“The world has lost roughly half its coral reefs in the last 30 years.”
That’s sad news came from the dispatch released by Associated Press.
“Scientists are now scrambling to ensure that at least a fraction of these unique ecosystems survives beyond the next three decades,” the report added.
Why I said it’s sad news? The reason is self-explanatory: the health of our planet depends on this ecologically-fragile ecosystem.
Coral reefs, which are described as “Eden beneath the waves,” support a quarter of all marine species, as well as half a billion people around the world.
And they are fast disappearing from this planet.
“This isn’t something that’s going to happen 100 years from now. We’re losing them right now,” said marine biologist Julia Baum of Canada’s University of Victoria. “We’re losing them really quickly, much more quickly than I think any of us ever could have imagined.”
Even in the Philippines, home to more than 7,000 islands, coral reefs are not spared from extinction.
Our country has about 27,000 square kilometers of coral reefs. Two-thirds of them are in Palawan (the country’s last frontier) and Sulu Archipelago.

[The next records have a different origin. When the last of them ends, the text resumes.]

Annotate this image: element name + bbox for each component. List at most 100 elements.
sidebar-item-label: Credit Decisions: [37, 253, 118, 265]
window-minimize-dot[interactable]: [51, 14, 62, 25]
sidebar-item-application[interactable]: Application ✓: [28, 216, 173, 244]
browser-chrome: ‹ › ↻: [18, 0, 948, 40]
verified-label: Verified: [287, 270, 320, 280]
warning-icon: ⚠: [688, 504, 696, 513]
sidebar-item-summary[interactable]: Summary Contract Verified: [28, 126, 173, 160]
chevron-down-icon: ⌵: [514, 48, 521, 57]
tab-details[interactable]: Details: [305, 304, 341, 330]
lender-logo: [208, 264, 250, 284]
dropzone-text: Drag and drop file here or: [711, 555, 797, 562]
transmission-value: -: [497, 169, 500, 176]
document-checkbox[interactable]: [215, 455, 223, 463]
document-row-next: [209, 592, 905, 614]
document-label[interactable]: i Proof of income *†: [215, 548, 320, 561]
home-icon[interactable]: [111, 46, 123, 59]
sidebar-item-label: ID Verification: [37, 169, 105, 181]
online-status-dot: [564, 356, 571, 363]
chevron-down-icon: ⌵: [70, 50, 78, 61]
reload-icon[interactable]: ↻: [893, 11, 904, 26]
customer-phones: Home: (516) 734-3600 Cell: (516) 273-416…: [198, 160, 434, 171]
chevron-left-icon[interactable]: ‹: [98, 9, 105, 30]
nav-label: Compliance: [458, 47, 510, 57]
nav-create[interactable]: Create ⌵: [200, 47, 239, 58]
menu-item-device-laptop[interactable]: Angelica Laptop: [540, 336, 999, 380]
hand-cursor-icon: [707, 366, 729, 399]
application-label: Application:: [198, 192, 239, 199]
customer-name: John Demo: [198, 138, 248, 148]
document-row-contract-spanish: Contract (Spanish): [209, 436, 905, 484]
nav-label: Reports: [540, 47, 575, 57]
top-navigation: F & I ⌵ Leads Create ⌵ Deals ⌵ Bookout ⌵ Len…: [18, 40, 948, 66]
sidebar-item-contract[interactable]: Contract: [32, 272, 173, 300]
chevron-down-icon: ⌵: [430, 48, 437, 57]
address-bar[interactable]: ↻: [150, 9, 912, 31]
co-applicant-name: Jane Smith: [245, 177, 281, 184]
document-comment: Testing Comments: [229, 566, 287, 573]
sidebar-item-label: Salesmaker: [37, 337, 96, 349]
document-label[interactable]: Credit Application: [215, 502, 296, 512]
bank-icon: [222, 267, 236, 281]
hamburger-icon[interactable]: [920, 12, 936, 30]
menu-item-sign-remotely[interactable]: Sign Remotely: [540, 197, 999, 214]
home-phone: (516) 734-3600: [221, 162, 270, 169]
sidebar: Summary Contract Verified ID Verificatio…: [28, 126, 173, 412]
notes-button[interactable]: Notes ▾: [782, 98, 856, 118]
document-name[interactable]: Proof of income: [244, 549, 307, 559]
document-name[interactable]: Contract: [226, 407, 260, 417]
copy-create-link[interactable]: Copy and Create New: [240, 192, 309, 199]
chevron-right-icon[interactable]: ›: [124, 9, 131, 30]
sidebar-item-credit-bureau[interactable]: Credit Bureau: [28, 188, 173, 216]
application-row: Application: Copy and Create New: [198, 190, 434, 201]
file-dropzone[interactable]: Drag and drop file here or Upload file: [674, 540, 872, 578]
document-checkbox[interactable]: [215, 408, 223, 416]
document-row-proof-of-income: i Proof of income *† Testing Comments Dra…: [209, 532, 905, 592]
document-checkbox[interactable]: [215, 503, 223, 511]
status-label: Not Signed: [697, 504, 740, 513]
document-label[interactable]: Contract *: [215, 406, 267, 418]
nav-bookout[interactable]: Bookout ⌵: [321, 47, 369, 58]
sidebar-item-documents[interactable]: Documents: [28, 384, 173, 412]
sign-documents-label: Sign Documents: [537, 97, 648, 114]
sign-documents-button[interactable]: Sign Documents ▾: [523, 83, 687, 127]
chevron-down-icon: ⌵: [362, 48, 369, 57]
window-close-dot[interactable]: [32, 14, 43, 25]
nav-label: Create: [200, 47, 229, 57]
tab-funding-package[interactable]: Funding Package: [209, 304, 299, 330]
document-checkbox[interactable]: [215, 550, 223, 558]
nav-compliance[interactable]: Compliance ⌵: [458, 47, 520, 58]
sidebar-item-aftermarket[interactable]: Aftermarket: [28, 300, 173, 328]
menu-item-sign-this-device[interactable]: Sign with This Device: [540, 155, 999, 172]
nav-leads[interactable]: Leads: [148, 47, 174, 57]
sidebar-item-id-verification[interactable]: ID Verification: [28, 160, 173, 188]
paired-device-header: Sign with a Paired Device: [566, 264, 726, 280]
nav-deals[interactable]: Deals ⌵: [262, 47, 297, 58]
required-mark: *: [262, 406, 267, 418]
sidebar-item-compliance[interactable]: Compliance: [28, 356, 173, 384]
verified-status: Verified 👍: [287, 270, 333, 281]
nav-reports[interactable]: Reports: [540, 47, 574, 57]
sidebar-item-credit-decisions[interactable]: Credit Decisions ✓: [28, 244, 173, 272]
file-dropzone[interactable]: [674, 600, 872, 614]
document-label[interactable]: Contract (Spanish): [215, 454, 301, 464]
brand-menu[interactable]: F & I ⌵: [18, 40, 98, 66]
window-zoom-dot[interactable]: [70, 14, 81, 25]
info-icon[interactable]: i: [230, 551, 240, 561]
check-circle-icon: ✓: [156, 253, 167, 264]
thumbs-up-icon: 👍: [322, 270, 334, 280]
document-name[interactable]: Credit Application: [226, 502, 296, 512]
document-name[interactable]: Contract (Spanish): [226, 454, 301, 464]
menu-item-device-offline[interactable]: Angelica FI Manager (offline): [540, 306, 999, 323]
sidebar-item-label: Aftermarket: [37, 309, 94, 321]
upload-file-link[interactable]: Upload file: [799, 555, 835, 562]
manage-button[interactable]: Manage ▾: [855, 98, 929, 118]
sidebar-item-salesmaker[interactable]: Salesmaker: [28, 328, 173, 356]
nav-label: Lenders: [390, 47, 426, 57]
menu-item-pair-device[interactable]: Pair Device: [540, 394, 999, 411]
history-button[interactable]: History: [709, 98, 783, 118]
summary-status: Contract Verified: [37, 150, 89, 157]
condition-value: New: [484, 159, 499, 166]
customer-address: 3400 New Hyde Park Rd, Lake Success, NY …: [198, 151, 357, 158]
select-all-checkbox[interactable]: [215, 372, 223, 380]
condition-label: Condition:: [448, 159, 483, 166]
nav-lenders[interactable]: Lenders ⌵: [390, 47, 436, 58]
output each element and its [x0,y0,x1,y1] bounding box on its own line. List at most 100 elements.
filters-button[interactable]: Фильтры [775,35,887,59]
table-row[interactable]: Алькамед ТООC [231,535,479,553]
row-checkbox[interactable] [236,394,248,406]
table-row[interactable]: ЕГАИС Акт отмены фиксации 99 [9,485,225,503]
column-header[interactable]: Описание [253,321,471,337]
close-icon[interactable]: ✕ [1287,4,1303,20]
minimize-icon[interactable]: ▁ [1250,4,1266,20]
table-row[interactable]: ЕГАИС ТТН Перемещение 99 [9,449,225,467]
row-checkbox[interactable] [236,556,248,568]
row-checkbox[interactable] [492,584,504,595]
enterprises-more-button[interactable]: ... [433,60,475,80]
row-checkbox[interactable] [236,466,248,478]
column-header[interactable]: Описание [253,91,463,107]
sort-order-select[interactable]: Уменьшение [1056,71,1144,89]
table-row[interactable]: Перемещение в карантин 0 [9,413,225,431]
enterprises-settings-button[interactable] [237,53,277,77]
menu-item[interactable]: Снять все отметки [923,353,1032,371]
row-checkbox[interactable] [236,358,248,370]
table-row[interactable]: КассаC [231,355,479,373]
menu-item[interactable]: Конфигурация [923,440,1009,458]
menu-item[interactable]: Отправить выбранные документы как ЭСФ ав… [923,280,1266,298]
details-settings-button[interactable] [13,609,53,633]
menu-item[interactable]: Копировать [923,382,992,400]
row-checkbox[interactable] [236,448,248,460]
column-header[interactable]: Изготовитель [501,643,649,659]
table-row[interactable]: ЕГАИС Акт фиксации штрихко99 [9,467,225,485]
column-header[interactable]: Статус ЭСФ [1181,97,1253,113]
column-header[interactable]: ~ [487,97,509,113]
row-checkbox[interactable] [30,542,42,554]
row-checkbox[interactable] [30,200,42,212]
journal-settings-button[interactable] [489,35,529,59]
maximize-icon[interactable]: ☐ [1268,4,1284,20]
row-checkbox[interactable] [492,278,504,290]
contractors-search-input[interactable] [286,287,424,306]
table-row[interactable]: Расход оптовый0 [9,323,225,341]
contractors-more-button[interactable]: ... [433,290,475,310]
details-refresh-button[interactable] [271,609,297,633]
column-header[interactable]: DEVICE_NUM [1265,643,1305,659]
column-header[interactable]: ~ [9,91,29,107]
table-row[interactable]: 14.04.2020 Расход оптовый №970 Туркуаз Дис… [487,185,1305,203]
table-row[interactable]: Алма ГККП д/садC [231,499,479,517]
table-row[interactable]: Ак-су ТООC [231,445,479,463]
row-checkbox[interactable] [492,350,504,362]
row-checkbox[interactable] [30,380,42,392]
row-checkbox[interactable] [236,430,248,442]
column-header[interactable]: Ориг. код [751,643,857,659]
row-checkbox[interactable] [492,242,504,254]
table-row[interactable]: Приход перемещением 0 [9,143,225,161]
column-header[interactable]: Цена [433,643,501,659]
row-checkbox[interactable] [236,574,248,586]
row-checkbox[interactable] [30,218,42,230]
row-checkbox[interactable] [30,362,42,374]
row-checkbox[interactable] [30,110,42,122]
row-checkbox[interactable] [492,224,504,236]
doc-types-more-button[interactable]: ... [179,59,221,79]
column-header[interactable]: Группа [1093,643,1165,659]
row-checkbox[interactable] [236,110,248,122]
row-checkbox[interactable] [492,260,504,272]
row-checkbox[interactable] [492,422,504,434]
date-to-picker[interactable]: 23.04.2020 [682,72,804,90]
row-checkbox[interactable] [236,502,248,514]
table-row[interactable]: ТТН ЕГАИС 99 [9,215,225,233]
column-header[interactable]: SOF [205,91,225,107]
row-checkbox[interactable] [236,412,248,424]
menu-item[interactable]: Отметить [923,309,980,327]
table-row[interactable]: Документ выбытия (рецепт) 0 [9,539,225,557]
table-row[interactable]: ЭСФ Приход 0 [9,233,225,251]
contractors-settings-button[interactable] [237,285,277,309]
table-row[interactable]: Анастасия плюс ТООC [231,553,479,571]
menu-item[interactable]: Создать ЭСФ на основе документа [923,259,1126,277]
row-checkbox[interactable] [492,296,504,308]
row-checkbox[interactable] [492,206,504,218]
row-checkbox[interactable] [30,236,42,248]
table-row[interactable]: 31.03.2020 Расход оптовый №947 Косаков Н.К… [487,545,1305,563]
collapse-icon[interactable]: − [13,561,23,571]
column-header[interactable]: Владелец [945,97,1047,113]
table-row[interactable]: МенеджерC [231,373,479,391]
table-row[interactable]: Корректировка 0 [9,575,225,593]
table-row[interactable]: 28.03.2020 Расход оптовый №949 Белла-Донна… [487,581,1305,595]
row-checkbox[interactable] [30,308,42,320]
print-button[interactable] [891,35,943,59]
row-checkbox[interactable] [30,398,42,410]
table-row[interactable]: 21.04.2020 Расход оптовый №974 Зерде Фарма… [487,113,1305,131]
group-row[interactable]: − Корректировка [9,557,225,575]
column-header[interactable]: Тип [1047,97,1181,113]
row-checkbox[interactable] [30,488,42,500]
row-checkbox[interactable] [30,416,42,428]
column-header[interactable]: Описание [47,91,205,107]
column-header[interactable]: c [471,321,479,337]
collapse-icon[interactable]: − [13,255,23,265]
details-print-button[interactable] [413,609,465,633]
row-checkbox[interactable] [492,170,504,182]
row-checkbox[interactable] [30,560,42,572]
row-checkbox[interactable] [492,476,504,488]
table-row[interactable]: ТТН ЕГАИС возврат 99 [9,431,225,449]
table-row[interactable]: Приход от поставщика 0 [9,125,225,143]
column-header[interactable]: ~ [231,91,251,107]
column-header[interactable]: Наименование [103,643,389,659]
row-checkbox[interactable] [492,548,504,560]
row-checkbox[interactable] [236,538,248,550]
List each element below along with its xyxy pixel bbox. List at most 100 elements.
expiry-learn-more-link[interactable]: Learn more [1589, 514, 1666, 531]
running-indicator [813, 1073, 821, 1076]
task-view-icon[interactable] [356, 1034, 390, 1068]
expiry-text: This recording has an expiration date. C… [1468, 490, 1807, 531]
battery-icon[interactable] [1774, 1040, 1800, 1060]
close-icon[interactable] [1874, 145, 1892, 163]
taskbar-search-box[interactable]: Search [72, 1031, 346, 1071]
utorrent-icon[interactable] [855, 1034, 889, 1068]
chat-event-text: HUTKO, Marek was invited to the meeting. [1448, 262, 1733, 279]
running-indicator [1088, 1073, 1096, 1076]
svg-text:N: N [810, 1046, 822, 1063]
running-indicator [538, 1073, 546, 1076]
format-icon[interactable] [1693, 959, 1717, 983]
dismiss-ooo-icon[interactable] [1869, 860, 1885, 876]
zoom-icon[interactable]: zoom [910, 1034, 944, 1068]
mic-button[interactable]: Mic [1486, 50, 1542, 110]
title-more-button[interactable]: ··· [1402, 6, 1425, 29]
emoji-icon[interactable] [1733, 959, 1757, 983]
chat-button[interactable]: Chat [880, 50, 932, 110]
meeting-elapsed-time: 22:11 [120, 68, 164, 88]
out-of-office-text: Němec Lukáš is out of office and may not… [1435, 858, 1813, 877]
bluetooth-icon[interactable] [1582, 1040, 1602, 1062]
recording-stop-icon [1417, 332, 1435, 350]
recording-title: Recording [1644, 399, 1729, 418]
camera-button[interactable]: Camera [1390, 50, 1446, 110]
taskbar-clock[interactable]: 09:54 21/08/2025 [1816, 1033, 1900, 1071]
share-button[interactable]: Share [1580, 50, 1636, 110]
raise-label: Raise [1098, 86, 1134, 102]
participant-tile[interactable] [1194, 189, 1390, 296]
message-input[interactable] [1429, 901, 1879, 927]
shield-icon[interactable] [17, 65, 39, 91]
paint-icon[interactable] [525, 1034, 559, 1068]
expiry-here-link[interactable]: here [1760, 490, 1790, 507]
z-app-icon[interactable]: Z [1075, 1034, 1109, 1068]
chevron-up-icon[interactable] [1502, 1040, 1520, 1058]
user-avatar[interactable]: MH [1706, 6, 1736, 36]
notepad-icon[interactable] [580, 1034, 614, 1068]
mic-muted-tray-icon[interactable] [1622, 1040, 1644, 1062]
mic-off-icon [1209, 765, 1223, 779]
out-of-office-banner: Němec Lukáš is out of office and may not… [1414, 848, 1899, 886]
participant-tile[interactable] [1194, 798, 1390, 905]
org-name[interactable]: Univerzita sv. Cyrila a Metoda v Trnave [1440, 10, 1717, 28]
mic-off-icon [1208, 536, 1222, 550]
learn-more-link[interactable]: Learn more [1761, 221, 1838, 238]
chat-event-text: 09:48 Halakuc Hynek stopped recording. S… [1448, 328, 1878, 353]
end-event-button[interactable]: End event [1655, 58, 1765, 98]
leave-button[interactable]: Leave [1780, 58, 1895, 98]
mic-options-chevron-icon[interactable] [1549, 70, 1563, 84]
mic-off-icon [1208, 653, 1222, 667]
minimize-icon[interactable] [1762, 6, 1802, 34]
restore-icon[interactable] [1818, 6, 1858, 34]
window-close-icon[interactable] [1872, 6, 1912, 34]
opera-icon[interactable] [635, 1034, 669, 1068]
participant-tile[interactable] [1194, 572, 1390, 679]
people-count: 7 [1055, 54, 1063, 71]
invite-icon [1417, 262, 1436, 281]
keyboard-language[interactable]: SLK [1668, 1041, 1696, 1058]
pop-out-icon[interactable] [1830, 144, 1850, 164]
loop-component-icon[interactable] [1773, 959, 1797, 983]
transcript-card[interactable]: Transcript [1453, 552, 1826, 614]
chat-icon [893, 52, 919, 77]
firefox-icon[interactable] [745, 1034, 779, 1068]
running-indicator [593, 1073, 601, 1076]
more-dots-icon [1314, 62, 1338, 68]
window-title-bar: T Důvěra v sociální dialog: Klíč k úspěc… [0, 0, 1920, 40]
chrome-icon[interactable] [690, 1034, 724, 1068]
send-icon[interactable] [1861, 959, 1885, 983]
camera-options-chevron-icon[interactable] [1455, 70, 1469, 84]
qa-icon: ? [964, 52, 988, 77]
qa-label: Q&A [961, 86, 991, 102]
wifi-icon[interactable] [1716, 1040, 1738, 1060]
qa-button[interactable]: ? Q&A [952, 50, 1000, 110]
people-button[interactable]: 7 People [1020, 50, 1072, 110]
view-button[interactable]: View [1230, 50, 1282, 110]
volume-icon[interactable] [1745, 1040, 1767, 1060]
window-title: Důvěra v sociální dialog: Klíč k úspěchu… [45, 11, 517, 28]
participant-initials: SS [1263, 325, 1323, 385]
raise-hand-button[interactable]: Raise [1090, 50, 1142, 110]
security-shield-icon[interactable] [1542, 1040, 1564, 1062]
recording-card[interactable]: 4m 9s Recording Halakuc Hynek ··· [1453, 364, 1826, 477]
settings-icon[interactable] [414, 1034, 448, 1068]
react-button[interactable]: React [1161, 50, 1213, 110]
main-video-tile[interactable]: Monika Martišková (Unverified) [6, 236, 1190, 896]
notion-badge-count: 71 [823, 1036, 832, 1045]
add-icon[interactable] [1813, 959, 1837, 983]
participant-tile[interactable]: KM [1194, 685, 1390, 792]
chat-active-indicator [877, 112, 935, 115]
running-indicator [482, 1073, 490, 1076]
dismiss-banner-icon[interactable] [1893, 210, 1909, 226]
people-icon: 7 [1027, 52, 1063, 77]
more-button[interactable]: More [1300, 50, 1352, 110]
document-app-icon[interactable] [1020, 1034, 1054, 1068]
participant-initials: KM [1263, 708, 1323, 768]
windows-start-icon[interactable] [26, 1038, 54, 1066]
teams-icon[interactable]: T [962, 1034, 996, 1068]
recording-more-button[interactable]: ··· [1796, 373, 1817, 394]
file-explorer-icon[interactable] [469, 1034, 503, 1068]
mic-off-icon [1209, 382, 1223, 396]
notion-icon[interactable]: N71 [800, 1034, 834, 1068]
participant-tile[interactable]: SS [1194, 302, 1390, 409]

Of the almost 700 coral species known to man, 500 of these can be found in our country. But only 400 of these remain, according to the Center for Environmental Concern.
Yes, we are losing our coral reefs.
A survey conducted in 1991-1992 by the Regional Fishermen’s Training Center in Panabo, Davao del Norte at Sarangani Bay and Davao Gulf had shown that most of the shallow or inshore coral reefs “were totally damaged because they are exposed to greater pressure.”
As early as 1970s, the East-West Center in Hawaii had already sounded the alarm. At that time, the study disclosed that more than half of the reefs in the country were “in advanced states of destruction.”
The same study reported that only about 25% were considered to be “in good condition” while only 5% were “in excellent condition.”
Nothing much have changed since then. In truth, the destruction of this vital Philippine resource is getting worse, as recent studies have shown.
“Nowhere else in the world are coral reefs abused as much as the reefs in the Philippines,” commented marine scientist Don C. McAllister, who once studied the cost of coral reef destruction in the country.
Sedimentation, resulting from human activities, is said to be the most important single cause of reef degradation. These activities include unsound agricultural and forestry practices, mismanagement of watersheds, exploitation of mangroves, earthmoving for construction and dumping of terrestrial and marine mine tailings.
Destructive fishing methods – like the use of dynamite and cyanide fishing – also contributed to the rapid disappearance of the country’s coral reefs. The kayakas and muro-ami have further annihilated these “tropical rainforests of the sea.”
Coral collection is another culprit. Corals are gathered and sold as part of the international trade of reef products. Despite laws banning coral gathering, many people still break off and collect corals to sell as decorative items, construction materials and for other purposes.
Aside from human activities, there are some natural causes like extremely low tide, high temperature of surface water, predation and the mechanical action of currents and waves.
In recent years, coral reefs are exhibiting a new kind of degradation: coral bleaching.
Actually, “corals are invertebrates, living mostly in tropical waters,” the AP report said. “They secrete calcium carbonate to build protective skeletons that grow and take on impressive colors, thanks to a symbiotic relationship with algae that live in their tissues and provide them with energy.”
According to marine scientists, a temperature change of just 1 to 2 degrees Celsius can force coral to expel the algae, leaving their white skeletons visible in a process known as “bleaching.”
The Philippines experienced two major bleaching events: in 1998 and then in 2010. The latter affected 95% of the country’s coral reefs.
“Bleached coral can recover if the water cools, but if high temperatures persist for months, the coral will die,” the AP report said. “Eventually the reef will degrade, leaving fish without habitats and coastlines less protected from storm surges.”
Coral reefs produce about four times more fish per unit area compared to the coastal trawl fisheries, some studies have shown. Fish, it must be pointed out, provide more than half of the protein requirements of Filipinos.
There are three types of coral reefs, according to Dr. Angel C. Alcala, former environment secretary. These are the fringing types (those found on the edges of islands and which constitutes 30% of the country’s coral reefs); the barrier type (best exemplified by the Dajanon Reef of Central Visayas); and the atoll (of which the Tubbataha and Cagayan Reefs in the Sulu Sea are ideal examples).
These coral reefs must be protected at all cost.
“To lose coral reefs is to fundamentally undermine the health of a very large proportion of the human race,” said Ruth Gates, director of the Hawaii Institute of Marine Biology.
After all, coral reefs produce some of the oxygen we breathe.